Was hat es also auf sich mit diesem Fricke, dem hier partout ein Plätzchen in der Musikgeschichte freigeräumt werden soll? Vermutlich dasselbe wie mit Tadao Kikumoto, dem Schöpfer von Rolands 303 und 909 (und damit ja wohl letztlich auch Techno). Fricke war genau genommen mit seinem Produktionshit sogar ein wenig früher dran als sein japanischer Ingenieurs-Kollege. 1976 gründete er im Alleingang MFB, Manfred Fricke Berlin, sein Label und Ingenieurbüro für Audio- und Videoequipment, und startete zunächst mit einfachen technischen Entwicklungen für Videospiele à la Pong. Für wirkliches Aufsehen sorgte er erst 1980, als ein wuchtiger, grauer Kasten namens MFB-501 das Licht der Welt (oder zumindest Deutschlands) erblickte.

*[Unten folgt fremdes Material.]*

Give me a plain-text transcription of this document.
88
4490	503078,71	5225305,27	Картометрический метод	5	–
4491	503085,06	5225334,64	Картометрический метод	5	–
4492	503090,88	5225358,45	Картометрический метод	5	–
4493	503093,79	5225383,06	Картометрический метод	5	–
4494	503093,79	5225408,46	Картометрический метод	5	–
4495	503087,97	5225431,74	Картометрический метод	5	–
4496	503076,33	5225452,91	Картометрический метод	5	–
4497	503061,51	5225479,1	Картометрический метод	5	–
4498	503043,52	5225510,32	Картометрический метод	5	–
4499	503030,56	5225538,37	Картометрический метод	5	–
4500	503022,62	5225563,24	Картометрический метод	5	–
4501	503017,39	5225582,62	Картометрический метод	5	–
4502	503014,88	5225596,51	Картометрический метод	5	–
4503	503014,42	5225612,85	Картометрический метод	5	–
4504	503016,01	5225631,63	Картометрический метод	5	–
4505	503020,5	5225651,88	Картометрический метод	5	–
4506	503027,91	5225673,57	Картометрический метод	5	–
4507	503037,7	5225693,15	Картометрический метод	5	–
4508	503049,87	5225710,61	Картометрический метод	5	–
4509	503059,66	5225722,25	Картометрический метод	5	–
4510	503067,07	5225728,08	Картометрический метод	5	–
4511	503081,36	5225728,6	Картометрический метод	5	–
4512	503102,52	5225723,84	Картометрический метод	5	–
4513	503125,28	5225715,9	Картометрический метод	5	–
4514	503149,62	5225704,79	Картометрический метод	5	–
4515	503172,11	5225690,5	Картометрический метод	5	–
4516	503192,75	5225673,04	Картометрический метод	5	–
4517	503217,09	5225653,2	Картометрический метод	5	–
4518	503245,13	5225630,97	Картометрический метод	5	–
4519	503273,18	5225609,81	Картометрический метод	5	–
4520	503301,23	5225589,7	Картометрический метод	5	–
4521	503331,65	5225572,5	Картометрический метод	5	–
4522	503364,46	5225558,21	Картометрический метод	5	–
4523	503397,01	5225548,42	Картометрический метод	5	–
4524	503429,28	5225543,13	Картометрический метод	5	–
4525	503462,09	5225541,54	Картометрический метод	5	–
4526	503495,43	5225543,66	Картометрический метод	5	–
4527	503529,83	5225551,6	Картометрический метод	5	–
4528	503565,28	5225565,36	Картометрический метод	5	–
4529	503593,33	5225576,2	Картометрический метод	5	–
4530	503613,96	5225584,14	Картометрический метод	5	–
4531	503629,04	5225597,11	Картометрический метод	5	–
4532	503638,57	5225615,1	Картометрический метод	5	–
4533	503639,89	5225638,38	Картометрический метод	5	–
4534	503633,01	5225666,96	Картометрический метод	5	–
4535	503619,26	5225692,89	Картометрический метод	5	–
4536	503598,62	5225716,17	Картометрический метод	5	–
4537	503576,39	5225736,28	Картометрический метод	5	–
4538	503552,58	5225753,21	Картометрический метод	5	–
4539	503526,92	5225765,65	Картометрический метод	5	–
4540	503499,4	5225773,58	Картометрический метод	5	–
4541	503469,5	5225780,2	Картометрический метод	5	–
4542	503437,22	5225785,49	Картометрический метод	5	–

Dieser Drumcomputer war eine kleine Sensation, er verband “State of the art”-Technologie mit der Bedienbarkeit eines Kassettenrekorders, Drums und Rhythmen ließen sich schnell und einfach an einer von Kippschaltern gespickten Frontplatte einstellen. Hinzu kam ein Design, das einfach nur “Wissenschaft!”, “Forschung!” schrie und auch einer rumänischen Intensivstation gut gestanden hätte. Ein Design, das nichts, aber auch gar nichts mit dem stylischen Futurismus der Roland-Brüder gemeinsam hatte.

Teile aus dem Bastel-Shop
Um die Produktionskosten gering zu halten, wurden (und werden auch heute noch) nur konventionelle Bauteile verwendet, Conrad lässt grüßen. Aber das Entscheidende war natürlich der Preis, und da war MFB unschlagbar: Im Handel war die MFB-501 damals für schlappe 98 DM erhältlich. Das machte sie wohl auch zu so einem Verkaufsschlager, rund 5000 Stück gingen über den Ladentisch. Wem das jetzt nicht viel erscheint, zum Vergleich: Die Roland TR-909, von der rund 10.000 Geräte hergestellt wurden, kostete bei Erscheinen ca 1000 Dollar. Es ist also nicht ganz unglaubwürdig, wenn Manfred Fricke sich in seinem Zehlendorfer Büro rühmt, in Deutschland mehr als der Konkurrent Roland verkauft zu haben.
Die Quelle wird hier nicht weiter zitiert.